Canyon Ambulatory Surgery Center v. SCF Arizona (CA1 9/16/10)

This is mostly an argument over workers compensation bills but contains a few practice pointers.

Canyon treated workers’ compensation patients. In March 2003 SCF, the state workers’ compensation carrier, hired as a cost-cutting measure an outside company, Qmedtrix, to review bills submitted to it and determine whether they were reasonable, according to a formula Qmedtrix had worked out. This resulted in less money to Canyon, which sued. In various ways the trial court threw out all its allegations and this opinion affirms each result.

Canyon argued that the workers’ compensation statutes, by implication, require SCF to pay for the medical services they require it to provide injured workers. This claim was dismissed. Paying less than a provider asks for is not a violation. Well, maybe not. There is a statute that requires payment but Canyon didn’t cite it to the trial court. The Court of Appeals decides, in a footnote, that this was an issue not raised below and therefore refuses to consider it. This actually seems more analogous to citing additional cases on appeal than to raising a new issue; the moral, in any event, is to make sure you’ve found all the statutes to begin with.

Canyon argued that by not paying it SCF violated the insurance policies it issued, from whose beneficiaries (the injured workers) Canyon had assignments. SCF raised a number of arguments against this, which the appellate court finessed by pointing out that the trial court’s dismissal of this claim had been without prejudice and was therefore not appealable. (The lower court had also finessed it, using a play out of the classic trial-judge playbook: when in doubt about dismissal, dismiss without prejudice. He was concerned that some new evidence about to be produced might change things; in that situation, though, the answer is to deny dismissal and let the defendant try again later.)

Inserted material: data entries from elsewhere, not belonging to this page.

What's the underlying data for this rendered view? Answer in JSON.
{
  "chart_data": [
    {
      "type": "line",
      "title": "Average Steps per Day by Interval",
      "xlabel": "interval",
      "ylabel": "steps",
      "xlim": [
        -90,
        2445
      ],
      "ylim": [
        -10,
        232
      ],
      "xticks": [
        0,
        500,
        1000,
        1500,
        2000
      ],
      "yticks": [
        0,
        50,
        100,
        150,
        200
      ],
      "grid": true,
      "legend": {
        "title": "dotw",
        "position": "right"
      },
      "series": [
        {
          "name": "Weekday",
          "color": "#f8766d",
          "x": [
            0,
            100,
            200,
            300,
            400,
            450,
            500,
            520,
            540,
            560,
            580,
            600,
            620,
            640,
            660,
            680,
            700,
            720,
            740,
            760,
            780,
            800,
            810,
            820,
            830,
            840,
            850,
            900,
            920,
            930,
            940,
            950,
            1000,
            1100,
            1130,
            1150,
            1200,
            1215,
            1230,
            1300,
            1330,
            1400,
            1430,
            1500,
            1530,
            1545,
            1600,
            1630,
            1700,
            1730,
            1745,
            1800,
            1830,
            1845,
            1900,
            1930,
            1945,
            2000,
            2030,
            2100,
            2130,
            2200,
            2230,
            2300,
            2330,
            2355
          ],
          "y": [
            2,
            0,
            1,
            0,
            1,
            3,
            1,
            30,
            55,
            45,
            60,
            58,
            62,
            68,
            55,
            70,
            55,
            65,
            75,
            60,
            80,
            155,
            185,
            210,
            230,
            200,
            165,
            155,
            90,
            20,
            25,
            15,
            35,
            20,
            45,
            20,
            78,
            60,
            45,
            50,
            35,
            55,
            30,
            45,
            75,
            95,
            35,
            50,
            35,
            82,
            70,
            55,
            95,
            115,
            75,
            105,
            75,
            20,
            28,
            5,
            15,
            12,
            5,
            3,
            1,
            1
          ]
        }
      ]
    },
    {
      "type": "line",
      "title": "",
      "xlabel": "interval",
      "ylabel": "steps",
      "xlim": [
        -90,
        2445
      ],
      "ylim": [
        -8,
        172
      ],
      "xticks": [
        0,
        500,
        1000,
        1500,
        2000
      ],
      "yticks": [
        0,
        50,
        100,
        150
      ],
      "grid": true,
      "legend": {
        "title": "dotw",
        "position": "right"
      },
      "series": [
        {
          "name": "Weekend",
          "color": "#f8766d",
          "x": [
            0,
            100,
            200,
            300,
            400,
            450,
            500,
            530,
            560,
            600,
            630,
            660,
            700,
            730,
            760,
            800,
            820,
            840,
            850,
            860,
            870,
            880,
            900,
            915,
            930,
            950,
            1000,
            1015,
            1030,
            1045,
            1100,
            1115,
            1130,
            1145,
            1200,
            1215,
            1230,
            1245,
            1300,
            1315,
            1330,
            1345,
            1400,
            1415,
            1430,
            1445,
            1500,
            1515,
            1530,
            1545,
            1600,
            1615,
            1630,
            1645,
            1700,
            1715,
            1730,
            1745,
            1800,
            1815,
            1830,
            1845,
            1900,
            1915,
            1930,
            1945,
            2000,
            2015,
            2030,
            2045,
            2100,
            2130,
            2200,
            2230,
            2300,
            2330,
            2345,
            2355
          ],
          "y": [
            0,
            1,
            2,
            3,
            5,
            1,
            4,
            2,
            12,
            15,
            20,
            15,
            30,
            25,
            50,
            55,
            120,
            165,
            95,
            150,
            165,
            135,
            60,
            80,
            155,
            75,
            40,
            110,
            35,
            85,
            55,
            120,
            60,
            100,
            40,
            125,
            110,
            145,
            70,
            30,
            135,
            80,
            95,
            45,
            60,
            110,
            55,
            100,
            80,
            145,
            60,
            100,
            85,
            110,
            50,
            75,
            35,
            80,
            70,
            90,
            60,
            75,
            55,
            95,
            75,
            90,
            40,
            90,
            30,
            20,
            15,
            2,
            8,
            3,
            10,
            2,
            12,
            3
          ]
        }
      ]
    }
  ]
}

Canyon argued that the Qmedtrix formula constituted a “rule” that SCF, as a State agency, couldn’t use without going through the Administrative Procedures Act. The trial court granted summary judgment on this. The Court of Appeals decides that the formula isn’t a “rule” – which “implements, interprets or prescribes law or policy,” according to the APA – but is instead more of an “internal guideline,” which the APA doesn’t cover. Qmedtrix merely ”recommended” paying less than the billed charges, which SCF proved by inveigling Canyon’s lawyer into signing a Joint Pretrial Statement which used that word. It is even more surely proved, though, by the fact that once, when Canyon complained, Qmedtrix actually changed its mind; the fact that it didn’t “the vast majority” of the time “does not change” the court’s opinion. So, a one-in-a-million occurrence proves, as a matter of law (this is a summary judgment analysis, remember), that it’s a guideline, not a rule.

The court also pointed out that under the statutes, substantive rules for workers compensation are issued by the Industrial Commission; SCF merely has authority to adopt rules for the conduct of its business, a type of rule that isn’t covered by the APA. Therefore, since SCF adopted the “rule” that means that it isn’t a substantive, APA-type “rule.”  Get it? The guy who stole your car must have had authority to take it, otherwise he wouldn’t have taken it. SCF couldn’t have exceeded is authority and adopted a substantive rule because, well, it didn’t have the authority.

Canyon’s restitution claim went to trial; the advisory jury ruled for it but the trial court, after SCF filed a “post-trial renewed motion for JMOL,” rejected the advice and ruled against it. Nobody asked the trial court to make findings of fact (people, an advisory jury could be a bench trial; always ask for findings and conclusions in equity unless you have good reason not to). The Court of Appeals therefore assumed that it had found all facts necessary to support its judgment. The question was whether SCF paid reasonable value for Canyon’s services. The jury voted to award Canyon 70% of its billed charges. The trial court observed that this meant that the billed charges weren’t reasonable. Canyon accepts 30% or less of its bills from 80+% of its patient’s insurers. Whether 70% or some other, similar percentage is reasonable, that’s more than 30%.

SCF had made an offer of judgment. The trial court therefore awarded it Rule 68 sanctions. Canyon objected. The opinion does not state its position with crystal clarity but it seems to have argued that sanctions weren’t proper because other, unlitigated claims may exist between the parties. The court rejects this.

In a footnote, the court seems to say that SCF shouldn’t have called its renewed motion for JMOL a renewed motion for JMOL because the jury was advisory. But Rule 50 makes no distinction for equity. What it  means to say is that the motion’s timing was wrong because it was brought before the court entered judgment. The problem was that SCF needed to file something before then in order to convince the judge not to accept the jury’s verdict but apparently hadn’t talked to the judge about filing post-trial memoranda; it, too, wasn’t thinking in terms of a bench trial. It probably should have called it a “post-trial memorandum” anyway, which could have averted a minor argument – that the judge was not really acting as a trier of fact – that Canyon made at oral argument and that the court dismissed because Canyon hadn’t make an issue of this before then.